The main mission of NSTC's National Applied Research Laboratories (NARLabs) is to promote the development of science and technology nationwide. With its four main missions, to establish R&D platforms, support academic research, promote frontier science and technology, and foster high-tech manpower, NARLabs aims to facilitate scientific innovations and technological breakthroughs. NARLabs' eight research centers are equipped with valuable hardware and software that are difficult for domestic universities to acquire on their own. In addition, they offer a variety of specialized service platforms to assist academic and research communities in conducting scientific research and developing cutting-edge technology.

In recognition of the top scientific achievements made by teams in industrial, government, academic, and research sectors using NARLabs' R&D service platforms, NARLabs holds an annual competition for its R&D Service Platform Achievement Awards. This year's top award, the High Distinction award, was conferred to a research team formed by Professor Hsin-Hui Hu of the Department of Electronic Engineering at National Taipei University of Technology in collaboration with National Yang Ming Chiao Tung University and National Cheng Kung University. The team was awarded a prize of NT$300,000 for their achievements. Their research is titled "Heterogeneous IGZO/Si CFET Multi-layer 3D Integration for SRAM and RF Applications." During their research, they utilized an R&D platform from NARLabs' Taiwan Semiconductor Research Institute (TSRI) called "Advanced Semiconductor Manufacturing and High-frequency Measurement Technology."

Using the cleanroom facilities and R&D platform pROVided by TSRI, the team developed a novel heterogeneous stacked (the bottom layer being a p-type poly-Si thin film transistor and the top layer being an n-type indium-gallium-zinc oxide thin film transistor) hetero-channel, vertically stacked complementary FET (CFET), and applied it to inverters and 6T static random-access memory (SRAM). This technology can be integrated into processes lower than 1nm and can reduce power consumption due to its low leakage. The indium-gallium-zinc oxide in the upper channel can be extended to RF components for multi-layer circuits. This achievement demonstrates the ability to integrate materials in different channels and multi-functional components on the same substrate in a process, achieving the capability to meet future demand for system on panel (SoP) integration.
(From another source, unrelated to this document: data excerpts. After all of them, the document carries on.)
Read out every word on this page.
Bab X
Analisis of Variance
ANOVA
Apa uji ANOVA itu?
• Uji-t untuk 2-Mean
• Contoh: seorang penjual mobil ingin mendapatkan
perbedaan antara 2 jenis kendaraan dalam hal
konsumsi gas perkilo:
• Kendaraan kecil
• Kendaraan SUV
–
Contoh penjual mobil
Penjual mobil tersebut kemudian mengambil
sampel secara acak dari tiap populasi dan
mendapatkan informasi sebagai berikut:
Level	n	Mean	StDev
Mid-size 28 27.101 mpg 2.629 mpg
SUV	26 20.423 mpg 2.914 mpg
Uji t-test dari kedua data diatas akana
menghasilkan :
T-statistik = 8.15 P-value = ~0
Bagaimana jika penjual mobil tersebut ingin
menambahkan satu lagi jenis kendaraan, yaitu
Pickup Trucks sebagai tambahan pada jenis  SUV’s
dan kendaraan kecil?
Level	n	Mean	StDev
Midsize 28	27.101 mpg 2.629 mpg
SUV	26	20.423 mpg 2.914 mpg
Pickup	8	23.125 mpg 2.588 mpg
Two teams won Excellence awards: one led by Distinguished Professor Feng-Chuan Chuang from the Department of Physics at National Sun Yat-sen University, and the other led by Professor Wen-Hsiao Peng from the Department of Computer Science at National Yang Ming Chiao Tung University. Using the Taiwania 1 supercomputer at the National Center for High‑Performance Computing (NCHC), Prof. Feng-Chuan Chuang's team investigated the electrical, magnetic, topological, and thermodynamic properties of crystalline materials to understand the physical mechanisms of thickness to regulate 2D materials, adsorption on atomic surfaces, and changes in physical properties caused by doping. They also explored novel 2D material systems, as well as the physical properties of carbon-based qubits and their quantum spin. These research achievements have greatly expanded the applied value of 2D materials for the development of spin components, quantum computers, and low-consumption components, and can be used to develop new components or products.

Prof. Wen-Hsiao Peng's team used the Taiwania 2 AI supercomputer at NCHC to develop technologies such as artificial intelligence image and video compression, video encoder control, image and video processing, smart transportation, smart buildings, smart stores, and 3D behavioral recognition systems. The image and video compression technology has been included as a standardizable option by the international organization MPAI (Moving Picture, Audio and Data Coding by Artificial Intelligence) and has won second place in the Call for Evidence on Learning-based Image Coding Technologies competition held by the Joint Photographic Experts Group (JPEG) AI, an international compression standards organization. For their video encoder control technology, they have also signed on to a collaborative project with U.S. company Qualcomm, the world's largest IC design house and the second largest mobile phone chip supplier.

Additionally, two teams received Honorable Mention awards: one led by Distinguished Professor Tai-Haur Kuo of the Department of Electrical Engineering at National Cheng Kung University, who developed "High-performance Data Converters for Next Generation Communications" using TSRI's "Chip Design and Process Tapeout Services," and the other led by Chair Professor Wei-Leun Fang of the Department of Power Mechanical Engineering at National Tsing Hua University for developing "CMOS-MEMS Tactile Sensors" using TSRI's "CMOS-MEMS Circuit Design and Tapeout Services."

NARLabs Vice President Bou-Wen Lin stated that NARLabs' vision is "Global Excellence, Local Impact," and with the support and guidance of NSTC, it has established numerous kinds of R&D service platforms to assist academic and research communities in developing top-notch scientific research to contribute the well-being of society. Nowadays, much of the most future-oriented technological research relies on teamwork as well as advanced software and hardware, which are the key strengths of the various R&D service platforms set up by NARLabs. NARLabs hopes that the R&D Service Platform Achievement Awards will encourage Taiwan's academic and research communities to further collaborate with NARLabs and use its platforms developed through the strength of the nation to make globally competitive R&D achievements.